MANCHESTER, England: If Manchester City wants to finally win a first Champions League title, it will have to start taking the competition a bit more seriously — on and off the field.
Surrounded by swathes of empty seats in the Etihad Stadium, City’s players were humbled 2-1 by Lyon in a sloppy and apathetic display at the start of their European campaign on Wednesday.
Banned from the touchline and unable to communicate with the bench, City manager Pep Guardiola did fill one seat in the stands and he saw his Premier League champions easily picked apart by the French visitors.
“We felt under threat every time we lost the ball and sometimes that brings the confidence a little bit lower,” said City assistant manager Mikel Arteta, who was in charge on the bench in Guardiola’s absence.
Errors by midfielder Fernandinho led to both Lyon goals, typifying how careless City was against a team that finished third in the French league last season and was even held to a draw at the weekend by 10-man Caen.
When a pass by the Brazilian midfielder was intercepted around the halfway line, Lyon charged forward. Nabil Fekir sent in a cross from the left that evaded Fabian Delph’s swinging legs, allowing Maxwel Cornet to slot it home in the 26th minute. Delph held his head in his hands as the consequences of his mistake became clear.
City’s troubles deepened when Fernandinho was caught in possession again. Memphis Depay set Fekir on a run and the forward doubled Lyon’s lead in the 43rd by striking through the legs of John Stones.
“It was a difficult game,” said Depay, who struggled to make an impact at Manchester United before leaving after two seasons in 2017. “But when we had the ball we tried to play and when we won the ball we tried to counterattack.”
Perhaps the only reason for City to feel aggrieved in the first half was Gabriel Jesus being denied a penalty when he was tripped by former Manchester United defender Rafael da Silva just before Depay scored.
“To concede two goals like we did is very frustrating,” Stones said. “We came in at halftime a bit deflated I think. But we picked ourselves up and we came out second half fighting and played a better second half.”

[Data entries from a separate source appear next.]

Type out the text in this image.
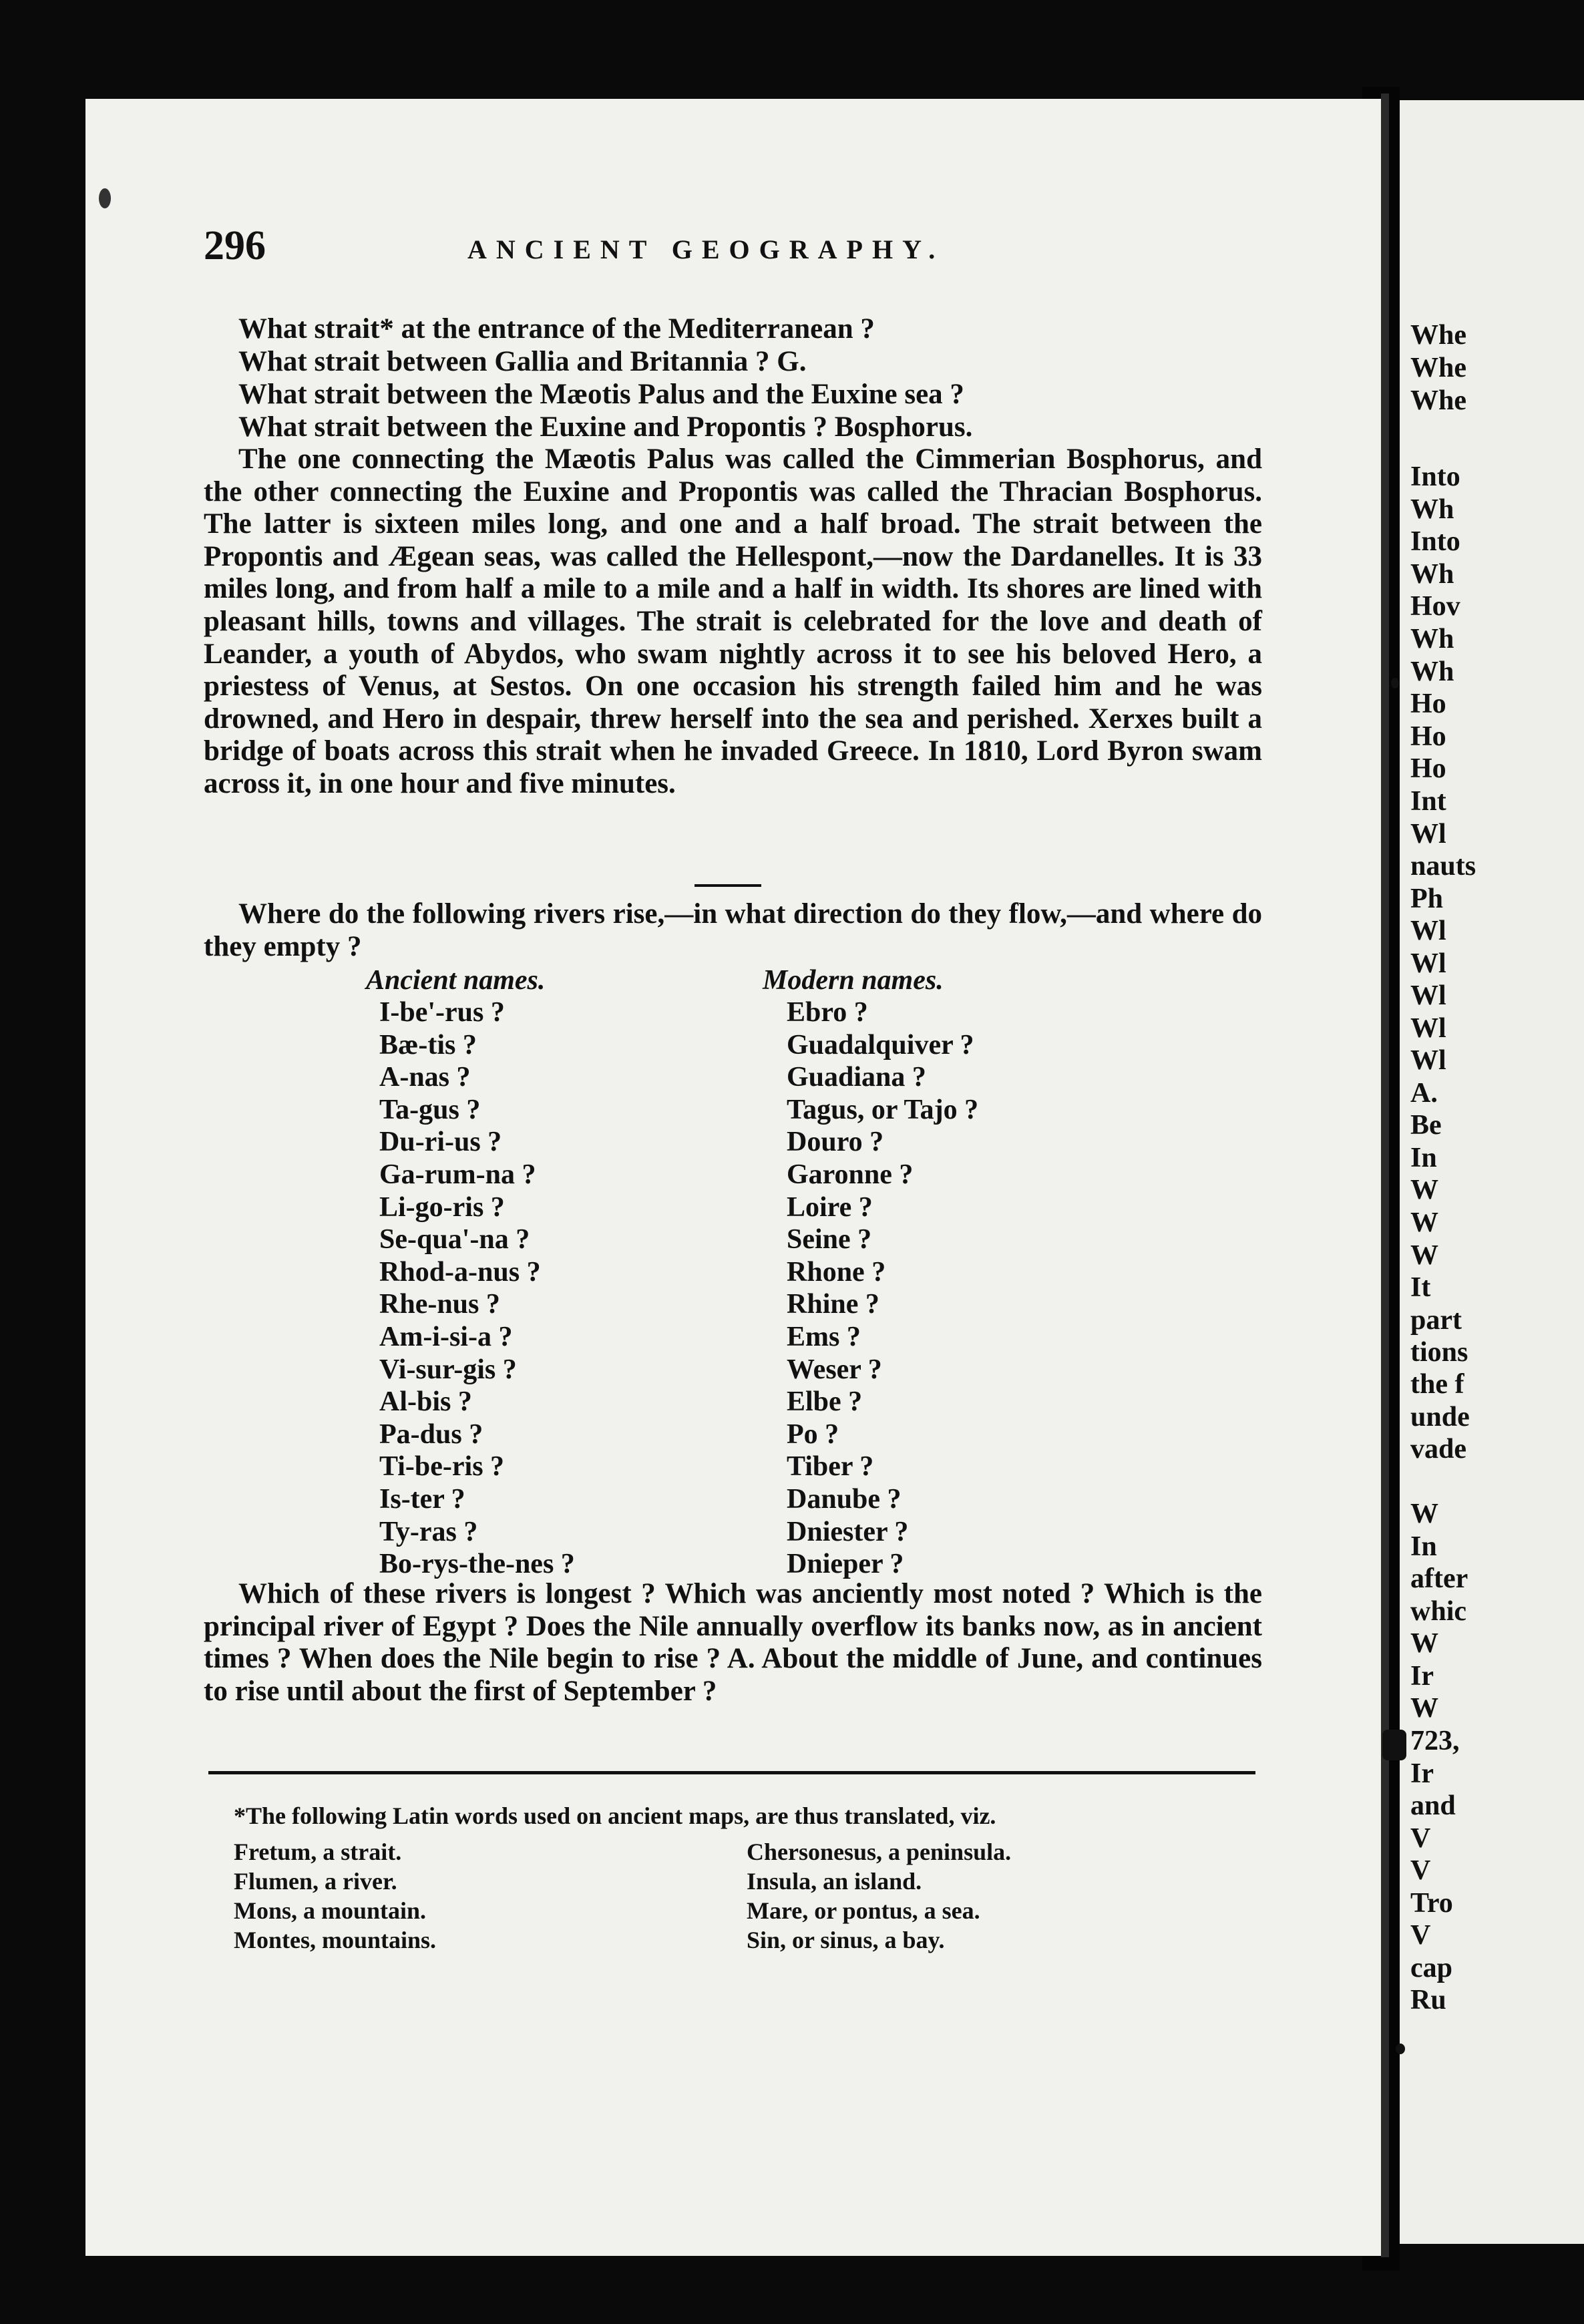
296	ANCIENT GEOGRAPHY.
What strait* at the entrance of the Mediterranean ?
What strait between Gallia and Britannia ? G.
What strait between the Mæotis Palus and the Euxine sea ?
What strait between the Euxine and Propontis ? Bosphorus.
The one connecting the Mæotis Palus was called the Cimmerian Bosphorus, and the other connecting the Euxine and Propontis was called the Thracian Bosphorus. The latter is sixteen miles long, and one and a half broad. The strait between the Propontis and Ægean seas, was called the Hellespont,—now the Dardanelles. It is 33 miles long, and from half a mile to a mile and a half in width. Its shores are lined with pleasant hills, towns and villages. The strait is celebrated for the love and death of Leander, a youth of Abydos, who swam nightly across it to see his beloved Hero, a priestess of Venus, at Sestos. On one occasion his strength failed him and he was drowned, and Hero in despair, threw herself into the sea and perished. Xerxes built a bridge of boats across this strait when he invaded Greece. In 1810, Lord Byron swam across it, in one hour and five minutes.
Where do the following rivers rise,—in what direction do they flow,—and where do they empty ?
Ancient names.	Modern names.
I-be'-rus ?
Bæ-tis ?
A-nas ?
Ta-gus ?
Du-ri-us ?
Ga-rum-na ?
Li-go-ris ?
Se-qua'-na ?
Rhod-a-nus ?
Rhe-nus ?
Am-i-si-a ?
Vi-sur-gis ?
Al-bis ?
Pa-dus ?
Ti-be-ris ?
Is-ter ?
Ty-ras ?
Bo-rys-the-nes ?
Ebro ?
Guadalquiver ?
Guadiana ?
Tagus, or Tajo ?
Douro ?
Garonne ?
Loire ?
Seine ?
Rhone ?
Rhine ?
Ems ?
Weser ?
Elbe ?
Po ?
Tiber ?
Danube ?
Dniester ?
Dnieper ?
Which of these rivers is longest ? Which was anciently most noted ? Which is the principal river of Egypt ? Does the Nile annually overflow its banks now, as in ancient times ? When does the Nile begin to rise ? A. About the middle of June, and continues to rise until about the first of September ?
*The following Latin words used on ancient maps, are thus translated, viz.
Fretum, a strait.
Flumen, a river.
Mons, a mountain.
Montes, mountains.
Chersonesus, a peninsula.
Insula, an island.
Mare, or pontus, a sea.
Sin, or sinus, a bay.
Whe
Whe
Whe
Into
Wh
Into
Wh
Hov
Wh
Wh
Ho
Ho
Ho
Int
Wl
nauts
Ph
Wl
Wl
Wl
Wl
Wl
A.
Be
In
W
W
W
It
part
tions
the f
unde
vade
W
In
after
whic
W
Ir
W
723,
Ir
and
V
V
Tro
V
cap
Ru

But the improvement wasn’t sufficient.
City pulled one back in the 67th when Bernardo Silva scored from substitute Leroy Sane’s cutback. But the attacking threat was too patchy from a City side that won the Premier League with a record 100 points only four months ago, and are widely seen as one of the big favorites in this season’s Champions League.
“I suffered as I was scared they’d score a second goal,” Lyon coach Bruno Genesio said. “We would have taken 2-2 before the match but given the way the game went we’d have been disappointed not to leave with the three points.”
With Hoffenheim and Shakhtar Donetsk also in Group F, City appeared to have one of the kinder draws but is now playing catch-up.
Celebrating a decade under Abu Dhabi ownership, which allowed City to assemble a squad for more than $1 billion, the Champions League is the one big prize the club has yet to win.
But City fans still have a fraught relationship with Europe’s premier competition.